Hoe weet je dan wanneer het tijd is om het kind te stimuleren, en wanneer je het juist vrij moet laten?

‘Ja, dat is nog best een uitdaging. Het is vooral nuttig om te kijken naar de betrokkenheid van kinderen. Als ze veel aandacht hebben, als ze geconcentreerd zijn en niet snel afgeleid raken, dan weet je dat het goed gaat. Dat ze ‘aan’ staan, als het ware. Maar als je merkt dat ze afwachtend zijn, of dat ze met weinig aandacht steeds weer hetzelfde doen, dan komt het moment om te helpen. Het kind voelt zich misschien niet uitgedaagd, of niet veilig, of het weet niet wat het verder nog voor opties heeft. Professionals kunnen deze signalen gelukkig goed lezen.’

Waarom wordt een situatie dan soms toch verkeerd ingeschat?

‘Er wordt soms te weinig tijd genomen om goed te observeren. Als kinderen lekker bezig zijn, heb je als professional de neiging om andere dingen te gaan doen. Zorgtaken bijvoorbeeld, of conflicten oplossen. Daardoor vergeet je nog weleens om aandacht te hebben voor wat er tijdens het spel precies gebeurt.’

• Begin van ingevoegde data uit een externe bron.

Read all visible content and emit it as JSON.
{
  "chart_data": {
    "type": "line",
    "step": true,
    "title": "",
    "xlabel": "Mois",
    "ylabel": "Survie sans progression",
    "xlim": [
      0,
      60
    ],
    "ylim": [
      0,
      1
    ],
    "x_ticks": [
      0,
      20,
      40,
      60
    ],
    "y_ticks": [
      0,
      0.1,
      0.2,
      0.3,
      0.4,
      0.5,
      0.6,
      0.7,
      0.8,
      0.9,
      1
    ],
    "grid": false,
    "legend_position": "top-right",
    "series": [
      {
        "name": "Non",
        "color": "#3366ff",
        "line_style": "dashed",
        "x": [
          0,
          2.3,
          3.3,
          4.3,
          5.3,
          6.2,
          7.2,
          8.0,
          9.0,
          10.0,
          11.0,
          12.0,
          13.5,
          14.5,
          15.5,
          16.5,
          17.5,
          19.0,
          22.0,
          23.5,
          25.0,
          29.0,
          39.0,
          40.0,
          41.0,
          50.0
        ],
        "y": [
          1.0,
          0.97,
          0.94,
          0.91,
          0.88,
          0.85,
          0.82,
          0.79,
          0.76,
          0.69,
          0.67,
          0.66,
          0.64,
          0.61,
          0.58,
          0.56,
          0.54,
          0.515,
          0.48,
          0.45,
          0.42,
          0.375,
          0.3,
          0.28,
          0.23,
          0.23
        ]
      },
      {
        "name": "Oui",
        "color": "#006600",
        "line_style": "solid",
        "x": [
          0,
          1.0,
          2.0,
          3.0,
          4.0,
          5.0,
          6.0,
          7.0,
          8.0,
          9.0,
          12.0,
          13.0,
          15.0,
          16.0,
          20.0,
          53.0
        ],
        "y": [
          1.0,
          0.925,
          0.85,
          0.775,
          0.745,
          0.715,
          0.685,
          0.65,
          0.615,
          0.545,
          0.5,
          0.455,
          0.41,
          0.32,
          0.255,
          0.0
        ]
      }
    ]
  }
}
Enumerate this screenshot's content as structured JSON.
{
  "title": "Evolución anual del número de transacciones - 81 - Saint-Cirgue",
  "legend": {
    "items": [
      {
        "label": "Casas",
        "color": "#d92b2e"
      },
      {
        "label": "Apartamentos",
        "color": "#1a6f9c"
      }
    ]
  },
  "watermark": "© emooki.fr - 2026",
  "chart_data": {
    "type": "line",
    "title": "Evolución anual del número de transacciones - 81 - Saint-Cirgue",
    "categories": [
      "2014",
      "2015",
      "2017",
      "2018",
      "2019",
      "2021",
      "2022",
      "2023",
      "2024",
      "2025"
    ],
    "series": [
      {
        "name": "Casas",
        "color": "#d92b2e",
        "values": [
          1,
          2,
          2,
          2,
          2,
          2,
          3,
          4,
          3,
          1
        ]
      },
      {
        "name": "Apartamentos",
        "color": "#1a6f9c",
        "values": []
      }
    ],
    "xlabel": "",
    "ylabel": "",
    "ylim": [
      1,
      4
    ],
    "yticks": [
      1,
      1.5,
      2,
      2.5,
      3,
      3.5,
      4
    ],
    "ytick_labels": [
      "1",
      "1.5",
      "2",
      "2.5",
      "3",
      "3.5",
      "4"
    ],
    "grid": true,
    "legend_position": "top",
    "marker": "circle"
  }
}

Wat kun je doen om dit te voorkomen?

‘Observeren en aanvoelen, daar draait het om. Dat is een kwestie van ervaring, en vraagt dus om oefening. Het helpt om elkaar als collega’s hierin te ondersteunen. Bijvoorbeeld door video-opnames te maken en die samen terug te kijken. Wat zie jij en wat ziet je collega? Wat kun je van elkaar leren? De pedagogisch coach kan hier uiteraard ook in bijsturen. Maar veel kennis hebben professionals dus zelf al. Als ze de tijd nemen om goed te kijken, gaan ze vanzelf meer zien. De betrokkenheid van kinderen – dat is je kompas.’